Since the beginning of the Covid-19 pandemic, India has witnessed many behavioural changes of economic agents, with initial lockdown and subsequent reopening of the economy in phases. Such behavioural changes have resulted in a much faster economic recovery than anticipated not only in India but across economies.
One such change that merits attention for policymaking including the forthcoming budget is the penchant of ordinary people, particularly the elderly, to experiment with digital modes of transaction. Let us first allude to how the spending habits of consumers changed during the pandemic within essential and nonessential items. Most interestingly, such a change in spending habits has resulted in inflation estimates much lower than National Statistical Office (NSO) estimates. The Reserve Bank of India (RBI), thus, needs to be applauded for looking through the inflation cycle and for not getting overtly influenced by an inflation average of 6.6% during April-December 2020.
Owing to the constraints generated due to Covid-19, NSO has published limited data of consumer price index (CPI) inflation for April and May 2020. However, that was a pure statistical exercise based on fixed weights of consumer spending — in statistical parlance, this is computed by Laspeyres price index — since FY2012 based on the Consumer Expenditure Survey. The problem with this analysis, however, is that the shares of essential, or non-discretionary, and nonessential, or discretionary, consumer spending have changed significantly during the lockdown, and even beyond.
Against this background, we endeavoured to re-estimate the CPI inflation since April 2020 by using monthly credit card spends of State Bank of India (SBI) credit cards of a sufficiently large sample of customers on a recurring basis gender-wise across all age groups, and expenditure bifurcated into non-discretionary and discretionary spends. Obviously, we used such changing weights for all the months beginning April. In principle, we followed the methodology as Alberto Cavallo had employed in his June 2020 paper (bit.ly/2XZ2mDC) by constructing a Covid consumption basket for India and re-estimate CPI inflation. Our results are revealing.
The share of discretionary spending of consumers that had reached as much as 35% of total cards-spending in February 2020 crashed to 15% in April. Since April, the share of discretionary spends has, however, fluctuated wildly between 15% and 30%, indicating consumers are still uncertain when to splurge on items of discretionary consumption, as uncertainty has prevailed in the minds of consumer with different phases of the economy opening.
But the most definitive conclusion is that when we re-estimated CPI headline by using the Paasche index, the April and May inflation numbers on an average were 120 basis points (bps) lower than NSO inflation numbers. Even the latest December CPI number was higher by 25 bps. For the entire fiscal (AprilDecember FY2021), our computed CPI average is at 6%, as compared with 6.6% as per NSO estimates.

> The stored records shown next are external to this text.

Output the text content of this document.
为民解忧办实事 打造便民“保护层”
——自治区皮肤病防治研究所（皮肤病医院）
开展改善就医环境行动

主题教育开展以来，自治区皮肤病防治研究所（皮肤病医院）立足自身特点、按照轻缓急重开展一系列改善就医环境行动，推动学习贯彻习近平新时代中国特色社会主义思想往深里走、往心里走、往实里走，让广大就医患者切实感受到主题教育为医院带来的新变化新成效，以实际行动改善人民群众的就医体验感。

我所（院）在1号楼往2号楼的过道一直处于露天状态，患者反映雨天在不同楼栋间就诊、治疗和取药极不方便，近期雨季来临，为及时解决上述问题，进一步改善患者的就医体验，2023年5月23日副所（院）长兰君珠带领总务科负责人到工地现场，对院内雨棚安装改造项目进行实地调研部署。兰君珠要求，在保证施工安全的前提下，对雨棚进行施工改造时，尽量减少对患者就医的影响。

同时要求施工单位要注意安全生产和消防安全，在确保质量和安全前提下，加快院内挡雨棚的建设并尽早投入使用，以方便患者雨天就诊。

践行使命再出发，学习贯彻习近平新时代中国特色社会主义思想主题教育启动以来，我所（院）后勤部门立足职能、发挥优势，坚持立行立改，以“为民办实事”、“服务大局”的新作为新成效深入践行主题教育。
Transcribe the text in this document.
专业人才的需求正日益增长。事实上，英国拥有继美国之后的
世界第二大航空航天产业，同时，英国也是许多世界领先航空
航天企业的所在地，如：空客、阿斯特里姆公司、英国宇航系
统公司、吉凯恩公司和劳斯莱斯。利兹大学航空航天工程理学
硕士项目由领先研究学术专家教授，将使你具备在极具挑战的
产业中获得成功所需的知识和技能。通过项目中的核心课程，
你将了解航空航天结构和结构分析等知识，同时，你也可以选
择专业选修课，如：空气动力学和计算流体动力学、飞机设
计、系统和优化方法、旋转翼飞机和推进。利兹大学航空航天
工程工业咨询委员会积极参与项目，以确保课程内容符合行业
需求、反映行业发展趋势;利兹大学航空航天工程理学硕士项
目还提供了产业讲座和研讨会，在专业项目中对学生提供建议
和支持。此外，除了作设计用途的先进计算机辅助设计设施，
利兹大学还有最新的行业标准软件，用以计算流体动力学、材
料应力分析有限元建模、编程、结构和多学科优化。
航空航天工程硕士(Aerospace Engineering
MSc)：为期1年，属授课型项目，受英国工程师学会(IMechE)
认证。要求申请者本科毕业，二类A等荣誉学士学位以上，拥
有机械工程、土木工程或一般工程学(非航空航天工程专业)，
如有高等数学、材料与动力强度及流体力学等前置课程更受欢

But, most importantly, the gap between NSO’s estimates and our computed inflation figures has been narrowing from October onwards. Even the discretionary spend has not picked up. This signifies that people are still spending mostly on items of non-discretionary consumption.
What are such items? A cursory look indicates that these are mostly items of health, grocery and utility services such as bill payments. Lately, items such as fuel have worryingly cornered a larger pie of such consumer spending. Additionally, even much elderly men and women have been using the digital platform more and more frequently during and long after lockdown(s). There are also new areas of consumer spending — broadcasting services, online education, etc —which can be directly attributed to staying and working from home.
A logical corollary of such change in behavioural patterns is that we must take steps to inculcate such habits on a permanent basis. To this end, Budget 2021 may just be the ideal opportunity to incentivise them. These could be done in a variety of ways. One, GoI may prohibit levying of any convenience fee and other charges on use of any digital mode of payment to a merchant. Three, the gazette notification to allow Aadhaar-based biometric authentication to non-bank entities can be expedited.
Also, why not make RuPay a default card option for all banks, both public and private, operating in India? Given that the per-capita credit and debit card transactions have jumped by 1.4 times more than pre-Covid levels, all utilities, municipal corporations and urban local bodies must also mandatorily offer digital payment options, especially in Tier-2 and Tier-3 cities, and further incentivise them. This has been already implemented by oil marketing companies at fuel stations. Finally, let use this budget to further incentivise social security schemes such as the National Pension System (NPS) and medical insurance for unorganised sectors like MSMEs.
This could potentially benefit 110 million workers of more than 633 lakh MSMEs, and can usher a new beginning for unorganised workers in India.